EMINETH: We need to dust off the Constitution

ANALYSIS/OPINION:

When I began teaching my sons about the values and beliefs I live by, I found myself quoting to them the opening lines of Abraham Lincoln’s Gettysburg Address.

“… our fathers brought forth on this continent a new nation — conceived in liberty and dedicated to the proposition that all men are created equal.”

I then went on to discuss his reference here to the Declaration of Independence.

“We hold these truths to be self-evident, that all men are created equal, that they are endowed by their creator with certain unalienable rights, that among these are life, liberty and the pursuit of happiness — that to secure these rights, governments are instituted among men, deriving their just powers from the consent of the governed. …”

It’s all there — truth evidenced by man’s longing for freedom and rights that belong to the human race as product of their humanity — not ethnicity, gender or class. Universal ideals and values that cross all boundaries of time and space.

If there is any secret passageway to recapture the spirit of conservatism in America it would, in my opinion, be through the words and ideas of the men and women behind them who met and discussed and debated and deliberated over these documents.

What does that mean for me as a party leader at a time like this when the country seems less enamored with something (or someone) new and different and more inclined toward something more traditional? Something, perhaps, which already exists in the memories and the imaginations of the freedom-loving people in this country?

As I write this, I am thinking of the various people I have talked to about the direction they would take this country.
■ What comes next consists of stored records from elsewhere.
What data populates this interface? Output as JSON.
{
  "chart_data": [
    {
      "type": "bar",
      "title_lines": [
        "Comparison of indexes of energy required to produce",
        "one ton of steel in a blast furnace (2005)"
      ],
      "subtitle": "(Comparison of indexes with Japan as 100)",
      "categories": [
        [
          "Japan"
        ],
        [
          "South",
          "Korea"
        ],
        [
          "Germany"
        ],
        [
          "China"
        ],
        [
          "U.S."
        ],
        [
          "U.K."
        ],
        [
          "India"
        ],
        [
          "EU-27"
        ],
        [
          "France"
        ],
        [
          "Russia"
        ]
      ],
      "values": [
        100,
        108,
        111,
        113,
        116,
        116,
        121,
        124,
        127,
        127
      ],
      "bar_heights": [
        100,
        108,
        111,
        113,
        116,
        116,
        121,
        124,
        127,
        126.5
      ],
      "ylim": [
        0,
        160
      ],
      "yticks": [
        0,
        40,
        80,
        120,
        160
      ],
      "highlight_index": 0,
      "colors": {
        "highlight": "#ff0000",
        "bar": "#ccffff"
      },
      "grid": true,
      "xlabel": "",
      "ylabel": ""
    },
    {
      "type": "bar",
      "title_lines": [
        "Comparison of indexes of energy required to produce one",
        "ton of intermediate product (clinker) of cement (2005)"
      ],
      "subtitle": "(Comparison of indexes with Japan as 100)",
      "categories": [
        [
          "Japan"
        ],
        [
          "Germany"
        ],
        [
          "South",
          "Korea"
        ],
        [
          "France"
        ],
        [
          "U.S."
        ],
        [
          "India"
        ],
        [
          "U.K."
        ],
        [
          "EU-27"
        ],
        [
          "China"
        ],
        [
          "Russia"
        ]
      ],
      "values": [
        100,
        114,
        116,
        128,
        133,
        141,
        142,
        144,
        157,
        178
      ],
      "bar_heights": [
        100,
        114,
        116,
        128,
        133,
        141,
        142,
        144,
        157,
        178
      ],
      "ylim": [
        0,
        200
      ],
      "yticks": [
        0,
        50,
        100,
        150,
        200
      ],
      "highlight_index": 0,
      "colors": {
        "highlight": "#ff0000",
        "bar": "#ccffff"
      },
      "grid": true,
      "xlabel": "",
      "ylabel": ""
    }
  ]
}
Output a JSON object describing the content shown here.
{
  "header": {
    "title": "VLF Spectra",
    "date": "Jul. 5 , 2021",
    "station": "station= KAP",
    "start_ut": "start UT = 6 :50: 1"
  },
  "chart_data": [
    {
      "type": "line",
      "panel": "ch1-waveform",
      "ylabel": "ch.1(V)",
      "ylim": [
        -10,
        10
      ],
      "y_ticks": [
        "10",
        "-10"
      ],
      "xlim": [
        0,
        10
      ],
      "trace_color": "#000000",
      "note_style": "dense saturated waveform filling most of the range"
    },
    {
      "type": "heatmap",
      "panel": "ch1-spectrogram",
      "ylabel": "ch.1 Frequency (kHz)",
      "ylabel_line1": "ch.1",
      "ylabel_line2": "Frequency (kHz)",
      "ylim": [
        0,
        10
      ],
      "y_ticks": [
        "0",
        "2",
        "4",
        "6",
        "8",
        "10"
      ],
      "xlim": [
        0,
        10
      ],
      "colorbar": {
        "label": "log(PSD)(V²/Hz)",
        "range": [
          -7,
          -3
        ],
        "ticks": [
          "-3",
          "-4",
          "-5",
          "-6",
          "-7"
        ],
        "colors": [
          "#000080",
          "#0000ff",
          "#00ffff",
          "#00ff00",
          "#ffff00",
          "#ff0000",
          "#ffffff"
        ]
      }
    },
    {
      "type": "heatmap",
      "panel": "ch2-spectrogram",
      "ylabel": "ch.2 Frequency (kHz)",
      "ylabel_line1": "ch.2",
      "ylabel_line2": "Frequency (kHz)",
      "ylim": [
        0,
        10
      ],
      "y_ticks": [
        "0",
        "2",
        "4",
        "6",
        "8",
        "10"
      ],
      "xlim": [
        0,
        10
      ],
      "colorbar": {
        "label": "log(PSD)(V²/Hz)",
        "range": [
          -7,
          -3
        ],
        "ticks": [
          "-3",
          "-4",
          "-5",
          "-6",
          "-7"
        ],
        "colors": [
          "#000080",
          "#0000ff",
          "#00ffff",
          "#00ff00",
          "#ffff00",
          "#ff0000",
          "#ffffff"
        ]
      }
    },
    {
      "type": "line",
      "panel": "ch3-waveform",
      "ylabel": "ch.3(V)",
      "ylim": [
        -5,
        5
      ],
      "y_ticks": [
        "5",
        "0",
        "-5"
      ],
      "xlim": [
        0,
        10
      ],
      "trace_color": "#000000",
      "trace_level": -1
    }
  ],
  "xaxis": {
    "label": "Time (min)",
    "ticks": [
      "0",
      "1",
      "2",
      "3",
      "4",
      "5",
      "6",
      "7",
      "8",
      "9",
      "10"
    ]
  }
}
Whether I’m talking to a farmer in western North Dakota, a doctor from the cities or an immigrant from Indonesia who has lived here now some 30 years, the basic answer is the same.

Let’s stop complaining, get informed about where this all started and begin holding the line on those we elect to represent us in the city, county, state and federal government.

Abraham Lincoln said it well as he laid out the idea that those who live on after the great conflicts that have often served to bring us back to these principles of citizen rule and self-government are responsible to carry the torch — to light the way for future generations.

If America wants a new birth of freedom, then Americans need to dust off the Constitution.

How much more of a field guide for freedom fighters could we ask for than the one (the only one in the history of the world) which begins, “We the People …”?

Get to know this short document written for an active, involved and informed electorate that is equipped to do most of what needs doing without the government’s intervention.

Gary Emineth owns a technology software company in Bismarck, N.D., and serves as chairman of the North Dakota Republican Party.